One of the first questions I ask our Warehouse Management students is, “Do you know your operating costs?” and our Production Planning Management students, “Do you know the cost to produce one of your items?” After ten years of training, I can count on one hand how many students were able to answer these questions, which immediately tells me their company does not utilize cost accounting.
The reason students are unable to answer the question is their company only has what is called financial accounting in place. Financial accounting focuses on historical and estimated data management needs to conduct ongoing operations, report to the IRS and owners/shareholders, and plan long-range. Financial accounting’s purpose is to accumulate financial information to make economic decisions.
Financial accounting focuses on gathering historical financial information to prepare financial statements that meet the needs of investors, creditors, and other external users of financial information. The statements include a balance sheet, income statement, retained earnings statement, and statement of cash flows. Although these financial statements are useful to management and external users, additional reports, schedules, and analyses are required for management’s use in planning and controlling operations.

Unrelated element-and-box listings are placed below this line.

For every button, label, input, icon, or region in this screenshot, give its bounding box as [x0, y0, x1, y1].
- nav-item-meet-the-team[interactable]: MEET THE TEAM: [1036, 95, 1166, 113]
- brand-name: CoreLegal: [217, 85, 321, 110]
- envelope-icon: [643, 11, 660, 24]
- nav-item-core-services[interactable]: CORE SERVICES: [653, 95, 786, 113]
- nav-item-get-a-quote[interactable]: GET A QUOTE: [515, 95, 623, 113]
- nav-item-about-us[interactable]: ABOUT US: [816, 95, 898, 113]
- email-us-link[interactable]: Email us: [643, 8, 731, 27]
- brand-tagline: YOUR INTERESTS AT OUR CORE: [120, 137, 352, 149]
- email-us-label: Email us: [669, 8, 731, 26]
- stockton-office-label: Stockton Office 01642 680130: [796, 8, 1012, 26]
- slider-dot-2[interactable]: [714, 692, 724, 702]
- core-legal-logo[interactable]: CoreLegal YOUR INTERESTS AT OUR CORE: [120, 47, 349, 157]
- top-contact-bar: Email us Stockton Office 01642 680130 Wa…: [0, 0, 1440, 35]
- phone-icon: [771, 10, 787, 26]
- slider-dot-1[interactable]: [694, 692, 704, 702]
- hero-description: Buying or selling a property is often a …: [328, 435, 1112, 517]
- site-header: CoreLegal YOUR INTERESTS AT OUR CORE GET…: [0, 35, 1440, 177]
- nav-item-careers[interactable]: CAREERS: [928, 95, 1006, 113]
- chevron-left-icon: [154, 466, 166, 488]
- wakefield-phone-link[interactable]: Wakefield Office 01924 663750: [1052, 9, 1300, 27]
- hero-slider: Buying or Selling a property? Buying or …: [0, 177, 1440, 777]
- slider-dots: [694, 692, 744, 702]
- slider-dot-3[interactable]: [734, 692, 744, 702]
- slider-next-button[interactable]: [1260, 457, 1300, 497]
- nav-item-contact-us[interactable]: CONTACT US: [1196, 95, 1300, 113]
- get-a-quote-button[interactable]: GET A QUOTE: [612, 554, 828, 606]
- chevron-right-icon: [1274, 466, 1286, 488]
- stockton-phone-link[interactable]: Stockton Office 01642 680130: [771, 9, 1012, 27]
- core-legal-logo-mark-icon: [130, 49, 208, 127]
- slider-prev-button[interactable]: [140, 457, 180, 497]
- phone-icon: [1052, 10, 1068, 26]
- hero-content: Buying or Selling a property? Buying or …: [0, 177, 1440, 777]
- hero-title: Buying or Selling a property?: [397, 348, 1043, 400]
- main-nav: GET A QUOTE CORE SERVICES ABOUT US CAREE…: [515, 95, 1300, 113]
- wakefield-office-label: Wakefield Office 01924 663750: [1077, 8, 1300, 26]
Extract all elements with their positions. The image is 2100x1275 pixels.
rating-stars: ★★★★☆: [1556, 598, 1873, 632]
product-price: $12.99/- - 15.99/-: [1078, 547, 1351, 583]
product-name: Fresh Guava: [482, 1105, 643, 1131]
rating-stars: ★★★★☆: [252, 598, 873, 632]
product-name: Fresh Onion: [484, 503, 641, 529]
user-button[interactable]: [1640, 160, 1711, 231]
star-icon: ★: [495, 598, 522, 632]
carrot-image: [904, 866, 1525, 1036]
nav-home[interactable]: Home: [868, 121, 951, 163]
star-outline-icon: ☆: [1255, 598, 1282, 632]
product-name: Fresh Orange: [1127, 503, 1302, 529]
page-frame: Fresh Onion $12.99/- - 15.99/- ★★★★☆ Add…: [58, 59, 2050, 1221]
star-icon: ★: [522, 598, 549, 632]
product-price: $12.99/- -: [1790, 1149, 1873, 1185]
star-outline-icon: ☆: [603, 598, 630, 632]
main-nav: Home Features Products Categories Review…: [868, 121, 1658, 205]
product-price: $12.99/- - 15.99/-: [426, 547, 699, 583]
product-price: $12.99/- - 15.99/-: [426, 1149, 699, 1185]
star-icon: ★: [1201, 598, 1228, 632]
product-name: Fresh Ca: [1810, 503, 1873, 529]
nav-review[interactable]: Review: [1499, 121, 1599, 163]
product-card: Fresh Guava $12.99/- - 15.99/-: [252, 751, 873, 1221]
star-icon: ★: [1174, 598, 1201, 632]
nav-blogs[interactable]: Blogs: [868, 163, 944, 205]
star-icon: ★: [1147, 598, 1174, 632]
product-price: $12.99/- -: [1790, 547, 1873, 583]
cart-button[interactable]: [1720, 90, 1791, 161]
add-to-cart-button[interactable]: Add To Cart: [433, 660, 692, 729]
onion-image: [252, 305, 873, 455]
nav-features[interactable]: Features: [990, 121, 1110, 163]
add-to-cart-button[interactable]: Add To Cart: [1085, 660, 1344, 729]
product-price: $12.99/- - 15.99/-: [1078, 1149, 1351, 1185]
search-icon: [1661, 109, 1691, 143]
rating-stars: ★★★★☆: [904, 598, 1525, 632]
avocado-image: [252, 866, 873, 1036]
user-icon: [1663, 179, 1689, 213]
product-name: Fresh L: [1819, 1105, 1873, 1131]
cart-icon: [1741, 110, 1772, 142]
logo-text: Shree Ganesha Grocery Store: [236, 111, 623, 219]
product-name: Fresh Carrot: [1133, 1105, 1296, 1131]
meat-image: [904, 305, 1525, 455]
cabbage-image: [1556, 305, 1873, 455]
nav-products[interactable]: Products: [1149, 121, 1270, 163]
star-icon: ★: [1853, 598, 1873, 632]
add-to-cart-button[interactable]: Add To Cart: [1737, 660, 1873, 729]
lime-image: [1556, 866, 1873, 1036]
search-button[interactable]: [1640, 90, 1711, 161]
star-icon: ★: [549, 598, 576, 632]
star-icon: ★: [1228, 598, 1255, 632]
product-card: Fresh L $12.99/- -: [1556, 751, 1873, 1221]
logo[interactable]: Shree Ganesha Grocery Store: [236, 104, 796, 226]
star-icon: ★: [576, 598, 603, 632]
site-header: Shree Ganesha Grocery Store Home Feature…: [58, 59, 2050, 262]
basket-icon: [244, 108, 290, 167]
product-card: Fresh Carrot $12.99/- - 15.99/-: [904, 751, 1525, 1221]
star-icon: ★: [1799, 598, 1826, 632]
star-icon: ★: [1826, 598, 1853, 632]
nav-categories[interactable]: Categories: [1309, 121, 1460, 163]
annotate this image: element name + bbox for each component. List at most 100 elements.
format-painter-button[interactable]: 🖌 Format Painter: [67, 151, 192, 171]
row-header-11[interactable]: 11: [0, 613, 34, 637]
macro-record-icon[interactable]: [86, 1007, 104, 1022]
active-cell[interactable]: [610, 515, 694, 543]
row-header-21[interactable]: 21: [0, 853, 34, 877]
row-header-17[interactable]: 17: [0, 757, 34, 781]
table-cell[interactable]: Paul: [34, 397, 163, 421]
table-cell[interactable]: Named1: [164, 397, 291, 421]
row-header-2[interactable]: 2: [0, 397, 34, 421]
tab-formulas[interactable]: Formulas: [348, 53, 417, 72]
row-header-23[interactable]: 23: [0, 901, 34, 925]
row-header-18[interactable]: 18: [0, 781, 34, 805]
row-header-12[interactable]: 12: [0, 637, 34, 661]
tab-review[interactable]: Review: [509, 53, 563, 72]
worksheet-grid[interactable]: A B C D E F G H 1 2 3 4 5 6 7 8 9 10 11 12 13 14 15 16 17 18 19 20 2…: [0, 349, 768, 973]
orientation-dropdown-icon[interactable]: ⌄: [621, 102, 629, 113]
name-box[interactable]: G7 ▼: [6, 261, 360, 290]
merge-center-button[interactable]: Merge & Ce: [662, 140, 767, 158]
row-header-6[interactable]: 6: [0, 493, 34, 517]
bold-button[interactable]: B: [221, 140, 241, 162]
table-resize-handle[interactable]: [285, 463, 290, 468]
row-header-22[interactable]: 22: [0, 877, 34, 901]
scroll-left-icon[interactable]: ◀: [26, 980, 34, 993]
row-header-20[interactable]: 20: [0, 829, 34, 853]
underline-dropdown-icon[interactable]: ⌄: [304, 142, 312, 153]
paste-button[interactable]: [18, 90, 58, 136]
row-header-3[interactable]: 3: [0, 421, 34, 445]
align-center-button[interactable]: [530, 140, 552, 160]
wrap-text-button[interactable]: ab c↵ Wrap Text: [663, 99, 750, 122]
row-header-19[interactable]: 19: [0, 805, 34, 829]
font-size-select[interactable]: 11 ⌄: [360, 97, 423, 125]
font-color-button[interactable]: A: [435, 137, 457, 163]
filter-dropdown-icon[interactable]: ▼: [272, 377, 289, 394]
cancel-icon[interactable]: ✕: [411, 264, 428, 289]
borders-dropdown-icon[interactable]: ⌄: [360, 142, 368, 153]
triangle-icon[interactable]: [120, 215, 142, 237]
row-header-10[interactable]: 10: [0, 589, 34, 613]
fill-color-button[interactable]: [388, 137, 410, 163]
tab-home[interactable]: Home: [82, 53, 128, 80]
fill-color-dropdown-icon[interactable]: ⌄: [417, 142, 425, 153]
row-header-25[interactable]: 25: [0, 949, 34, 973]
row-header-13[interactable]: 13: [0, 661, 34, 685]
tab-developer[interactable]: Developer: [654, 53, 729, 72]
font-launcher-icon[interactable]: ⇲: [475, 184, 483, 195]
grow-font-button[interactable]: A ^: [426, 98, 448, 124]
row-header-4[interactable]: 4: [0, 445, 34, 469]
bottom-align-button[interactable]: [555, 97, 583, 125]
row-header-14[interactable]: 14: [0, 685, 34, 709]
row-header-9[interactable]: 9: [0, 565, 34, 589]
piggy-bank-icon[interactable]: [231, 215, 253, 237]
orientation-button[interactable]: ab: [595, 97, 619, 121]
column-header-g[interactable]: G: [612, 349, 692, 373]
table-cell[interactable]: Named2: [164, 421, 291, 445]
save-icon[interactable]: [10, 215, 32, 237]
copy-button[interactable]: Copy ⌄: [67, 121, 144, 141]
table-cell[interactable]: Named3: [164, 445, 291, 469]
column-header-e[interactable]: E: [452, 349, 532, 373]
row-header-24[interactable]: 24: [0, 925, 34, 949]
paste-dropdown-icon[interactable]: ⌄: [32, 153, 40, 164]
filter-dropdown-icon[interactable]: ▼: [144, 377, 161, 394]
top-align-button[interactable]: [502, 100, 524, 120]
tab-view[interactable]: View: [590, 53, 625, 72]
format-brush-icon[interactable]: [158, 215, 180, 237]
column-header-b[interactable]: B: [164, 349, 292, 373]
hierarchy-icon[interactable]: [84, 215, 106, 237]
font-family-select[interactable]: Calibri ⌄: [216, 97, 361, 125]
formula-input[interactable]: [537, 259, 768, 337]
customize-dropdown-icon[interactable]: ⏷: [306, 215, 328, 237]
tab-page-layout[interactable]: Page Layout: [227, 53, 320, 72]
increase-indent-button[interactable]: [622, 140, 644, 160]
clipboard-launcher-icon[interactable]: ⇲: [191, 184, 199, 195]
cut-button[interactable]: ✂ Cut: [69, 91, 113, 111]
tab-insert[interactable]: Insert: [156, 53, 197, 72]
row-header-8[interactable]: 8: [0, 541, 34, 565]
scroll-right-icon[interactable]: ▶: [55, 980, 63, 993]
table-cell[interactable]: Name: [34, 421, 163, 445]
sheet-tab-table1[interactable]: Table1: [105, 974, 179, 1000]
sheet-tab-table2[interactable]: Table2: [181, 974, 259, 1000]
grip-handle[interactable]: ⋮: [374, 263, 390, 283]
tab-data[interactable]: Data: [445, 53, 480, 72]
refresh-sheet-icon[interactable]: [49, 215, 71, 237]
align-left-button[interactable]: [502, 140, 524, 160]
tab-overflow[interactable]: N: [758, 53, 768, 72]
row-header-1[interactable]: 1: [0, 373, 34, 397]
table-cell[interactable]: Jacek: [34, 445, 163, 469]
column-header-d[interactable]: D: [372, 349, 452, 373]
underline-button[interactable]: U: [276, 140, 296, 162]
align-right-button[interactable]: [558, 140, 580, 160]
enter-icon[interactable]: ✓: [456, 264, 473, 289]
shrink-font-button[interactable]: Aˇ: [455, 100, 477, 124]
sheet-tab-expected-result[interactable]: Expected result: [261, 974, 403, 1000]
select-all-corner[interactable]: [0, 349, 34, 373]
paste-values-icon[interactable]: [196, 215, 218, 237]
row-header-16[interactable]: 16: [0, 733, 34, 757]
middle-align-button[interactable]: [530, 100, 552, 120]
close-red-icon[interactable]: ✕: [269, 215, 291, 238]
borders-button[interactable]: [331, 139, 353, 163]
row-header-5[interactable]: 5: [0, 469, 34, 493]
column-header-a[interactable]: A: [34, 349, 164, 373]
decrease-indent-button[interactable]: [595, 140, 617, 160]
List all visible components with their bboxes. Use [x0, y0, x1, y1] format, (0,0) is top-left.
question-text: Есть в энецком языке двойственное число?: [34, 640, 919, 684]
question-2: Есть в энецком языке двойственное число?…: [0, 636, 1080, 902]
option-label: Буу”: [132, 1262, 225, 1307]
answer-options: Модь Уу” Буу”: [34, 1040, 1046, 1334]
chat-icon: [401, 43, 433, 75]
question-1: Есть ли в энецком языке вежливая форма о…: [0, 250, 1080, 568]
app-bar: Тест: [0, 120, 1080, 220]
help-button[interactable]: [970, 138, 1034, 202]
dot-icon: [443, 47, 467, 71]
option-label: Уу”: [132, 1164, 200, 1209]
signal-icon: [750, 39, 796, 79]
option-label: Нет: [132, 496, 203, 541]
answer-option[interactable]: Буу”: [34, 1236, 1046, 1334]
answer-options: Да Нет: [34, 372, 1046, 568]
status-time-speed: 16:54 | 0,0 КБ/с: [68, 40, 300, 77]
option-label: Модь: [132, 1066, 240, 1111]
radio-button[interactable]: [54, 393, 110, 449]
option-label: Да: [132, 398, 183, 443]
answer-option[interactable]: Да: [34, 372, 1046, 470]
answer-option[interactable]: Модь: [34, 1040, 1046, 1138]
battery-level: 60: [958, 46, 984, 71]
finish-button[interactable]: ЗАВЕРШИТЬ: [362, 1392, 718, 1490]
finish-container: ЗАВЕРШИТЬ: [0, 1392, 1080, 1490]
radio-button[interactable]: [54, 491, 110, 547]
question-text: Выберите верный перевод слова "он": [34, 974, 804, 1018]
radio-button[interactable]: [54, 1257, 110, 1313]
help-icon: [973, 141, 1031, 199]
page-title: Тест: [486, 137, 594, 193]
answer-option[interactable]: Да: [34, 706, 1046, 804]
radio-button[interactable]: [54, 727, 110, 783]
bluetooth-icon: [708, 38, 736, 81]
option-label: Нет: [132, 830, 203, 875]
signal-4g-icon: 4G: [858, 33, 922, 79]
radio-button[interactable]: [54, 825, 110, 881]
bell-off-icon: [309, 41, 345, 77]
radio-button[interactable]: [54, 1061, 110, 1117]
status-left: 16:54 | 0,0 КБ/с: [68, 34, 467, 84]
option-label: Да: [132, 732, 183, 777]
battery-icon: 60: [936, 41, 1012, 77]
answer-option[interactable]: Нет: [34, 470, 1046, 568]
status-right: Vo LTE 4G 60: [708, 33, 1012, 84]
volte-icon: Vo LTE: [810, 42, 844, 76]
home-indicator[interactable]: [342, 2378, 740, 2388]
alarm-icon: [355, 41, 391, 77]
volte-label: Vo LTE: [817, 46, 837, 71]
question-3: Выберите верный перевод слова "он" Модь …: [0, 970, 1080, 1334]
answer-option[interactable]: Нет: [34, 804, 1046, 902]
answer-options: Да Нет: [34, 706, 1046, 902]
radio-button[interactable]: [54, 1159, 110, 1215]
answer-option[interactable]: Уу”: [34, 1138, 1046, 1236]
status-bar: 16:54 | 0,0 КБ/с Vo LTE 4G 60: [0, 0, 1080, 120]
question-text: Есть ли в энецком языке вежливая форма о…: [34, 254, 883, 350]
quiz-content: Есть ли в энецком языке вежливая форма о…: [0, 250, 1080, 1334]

Financial accounting focuses on the company’s operations and cannot provide the detail necessary to determine product costs and pricing accurately. At best, all they can do is provide averages. In addition, cost accounting provides the detailed cost information management needs to control current operations and plan for the future. Management uses this information to decide how to allocate resources to the business’s most efficient and profitable areas.
Managerial accounting, like cost accounting, enables management to properly allocate costs such as raw materials, labor, and other factory resources to the products using them instead averaging them overall products. Without cost accounting, expenses such as:
- major investments in physical assets, developing the workforce,
- machine maintenance and repair,
- materials handling,
- production setup,
- production scheduling, selling, and administrative expenses
are usually lumped together to create an overhead rate added to a product as an overhead markup. The true cost is never determined, which means the company is charging too much for some products and not enough for others. For example, if you manufacture a product that needs to be heat-treated, and you are averaging your utility costs over all your products, you will be charging too much for the products that are not heat-treated and not enough for those that do.
Principles of cost accounting have been developed to enable manufacturers to process the many costs associated with manufacturing and provide built-in control features. The information produced by a cost accounting system provides a basis for determining accurate product costs and selling prices, and it helps managers plan and control operations.
Determining Product Costs and Pricing
Cost accounting procedures provide the means to determine product costs that enable the preparation of meaningful financial statements and other reports needed to manage a business. The cost accounting information system must be designed to permit the determination of unit costs and total product costs. Unit cost information is also useful in making important marketing decisions such as determining the selling price of a product, meeting competition, bidding on contracts, and analyzing profitability.
Planning and Control
One of the most important aspects of cost accounting is the preparation of reports that management can use to plan and control operations. Planning is establishing objectives or goals for the firm and determining how they will meet them. Effective planning is facilitated by clearly defined objectives of the manufacturing operation and a production plan that will assist and guide the company in reaching its objectives.
Cost accounting information enhances the planning process by providing historical costs that are a basis for future projections. Management can analyze the data to estimate future costs and operating results and make decisions regarding the acquisition of additional facilities, any changes in marketing strategies, and the availability of capital.
Effective control is achieved by assigning responsibility for each detail of the production plan by establishing cost centers. All managers should know precisely their responsibilities in terms of efficiency, operations, production, and costs. The key to proper control involves using responsibility accounting and cost centers by periodically measuring and comparing results and taking necessary corrective action.